А Сане было совсем не до деревенских девок. Эльза снилась ему сегодня. Глядела на него своими глазищами, словно прощалась и слезы текли по ее щекам. Он даже хотел мать спросить, к чему такой сон приснился, да вовремя остановился. Ведь не отступится, всю душу вымотает, но вынудит рассказать, что за девушка ему снилась. А рассказывать об Эльзе совсем не входило в его планы.
- Мам, а давай я воды натаскаю, - предложил Саня после того, как поели.
Марья сперва даже растерялась. Воду в деревне всегда таскали бабы да девки. Это была их работа. Но в то же время хотелось, чтоб увидели люди ее сыночка. Приехал, не загулял, как другие, а сразу же матери помогать взялся.

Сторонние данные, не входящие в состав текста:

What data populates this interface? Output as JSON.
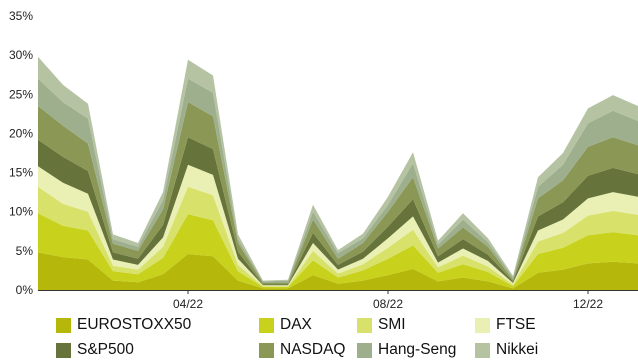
{
  "chart_data": {
    "type": "area",
    "stacked": true,
    "title": "",
    "xlabel": "",
    "ylabel": "",
    "ylim": [
      0,
      35
    ],
    "y_ticks": [
      "0%",
      "5%",
      "10%",
      "15%",
      "20%",
      "25%",
      "30%",
      "35%"
    ],
    "x_tick_labels": [
      "04/22",
      "08/22",
      "12/22"
    ],
    "x_range": [
      "2022-01",
      "2023-01"
    ],
    "grid": false,
    "legend_position": "bottom",
    "x": [
      "2022-01",
      "2022-01-15",
      "2022-02",
      "2022-02-15",
      "2022-03",
      "2022-03-15",
      "2022-04",
      "2022-04-15",
      "2022-05",
      "2022-05-15",
      "2022-06",
      "2022-06-15",
      "2022-07",
      "2022-07-15",
      "2022-08",
      "2022-08-15",
      "2022-09",
      "2022-09-15",
      "2022-10",
      "2022-10-15",
      "2022-11",
      "2022-11-15",
      "2022-12",
      "2022-12-15",
      "2023-01"
    ],
    "series": [
      {
        "name": "EUROSTOXX50",
        "color": "#b5b80a",
        "values": [
          4.8,
          4.2,
          3.9,
          1.2,
          1.0,
          2.0,
          4.6,
          4.3,
          1.2,
          0.2,
          0.2,
          1.9,
          0.8,
          1.2,
          1.9,
          2.7,
          1.1,
          1.6,
          1.1,
          0.2,
          2.2,
          2.6,
          3.4,
          3.6,
          3.4
        ]
      },
      {
        "name": "DAX",
        "color": "#c8d21c",
        "values": [
          5.0,
          4.0,
          3.7,
          1.2,
          1.0,
          2.1,
          5.1,
          4.6,
          1.2,
          0.2,
          0.2,
          1.9,
          0.8,
          1.3,
          2.1,
          3.0,
          1.1,
          1.7,
          1.2,
          0.3,
          2.4,
          2.8,
          3.6,
          3.8,
          3.6
        ]
      },
      {
        "name": "SMI",
        "color": "#d8e26a",
        "values": [
          3.4,
          2.8,
          2.4,
          0.7,
          0.6,
          1.4,
          3.5,
          3.2,
          0.8,
          0.1,
          0.1,
          1.2,
          0.5,
          0.8,
          1.4,
          2.0,
          0.7,
          1.1,
          0.7,
          0.2,
          1.6,
          1.9,
          2.5,
          2.7,
          2.6
        ]
      },
      {
        "name": "FTSE",
        "color": "#eaf0b4",
        "values": [
          2.6,
          2.7,
          2.3,
          0.8,
          0.6,
          1.2,
          2.8,
          2.6,
          0.8,
          0.1,
          0.1,
          1.0,
          0.5,
          0.7,
          1.2,
          1.7,
          0.6,
          0.9,
          0.7,
          0.2,
          1.4,
          1.7,
          2.2,
          2.4,
          2.3
        ]
      },
      {
        "name": "S&P500",
        "color": "#66733a",
        "values": [
          3.4,
          3.3,
          2.9,
          0.9,
          0.8,
          1.6,
          3.5,
          3.3,
          0.9,
          0.1,
          0.1,
          1.3,
          0.6,
          0.9,
          1.5,
          2.2,
          0.8,
          1.2,
          0.8,
          0.2,
          1.8,
          2.2,
          2.9,
          3.1,
          2.9
        ]
      },
      {
        "name": "NASDAQ",
        "color": "#8b9755",
        "values": [
          4.3,
          4.0,
          3.5,
          1.1,
          1.0,
          2.0,
          4.5,
          4.2,
          1.1,
          0.2,
          0.2,
          1.7,
          0.8,
          1.1,
          1.9,
          2.8,
          1.0,
          1.5,
          1.0,
          0.2,
          2.3,
          2.8,
          3.7,
          3.9,
          3.7
        ]
      },
      {
        "name": "Hang-Seng",
        "color": "#9eaf8e",
        "values": [
          3.5,
          3.0,
          3.2,
          0.6,
          0.5,
          1.2,
          3.0,
          3.0,
          0.5,
          0.2,
          0.3,
          1.0,
          0.7,
          0.6,
          0.9,
          1.8,
          0.5,
          1.0,
          0.6,
          0.3,
          1.5,
          2.0,
          3.0,
          3.4,
          3.1
        ]
      },
      {
        "name": "Nikkei",
        "color": "#b5c3a2",
        "values": [
          2.8,
          2.2,
          1.9,
          0.6,
          0.5,
          1.0,
          2.4,
          2.2,
          0.6,
          0.1,
          0.1,
          0.9,
          0.4,
          0.6,
          1.0,
          1.4,
          0.5,
          0.8,
          0.5,
          0.2,
          1.2,
          1.5,
          1.9,
          2.0,
          1.9
        ]
      }
    ]
  }
}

Желание похвастаться сыном все же взяло верх.
- Иди, сынок, сходи раза два. Кадушку долей.
Марья подала сыну ведра
- Коромысло то, чай, помнишь, где висит.
Но Сане ни к чему было коромысло. Он и так принесет воду, без него. Сане просто необходимо было выйти на улицу. Как то душно ему вдруг стало в избе. Тоска напала при упоминании Эльзы. Он злился на себя. Вот, сам себе душу разбередил. И дернуло его эту немку вспомнить. Правильно мать сказала. Надо в клуб сегодня сходить. Закрутить с кем-нибудь. Может и затмит деревенская девушка эту Эльзу.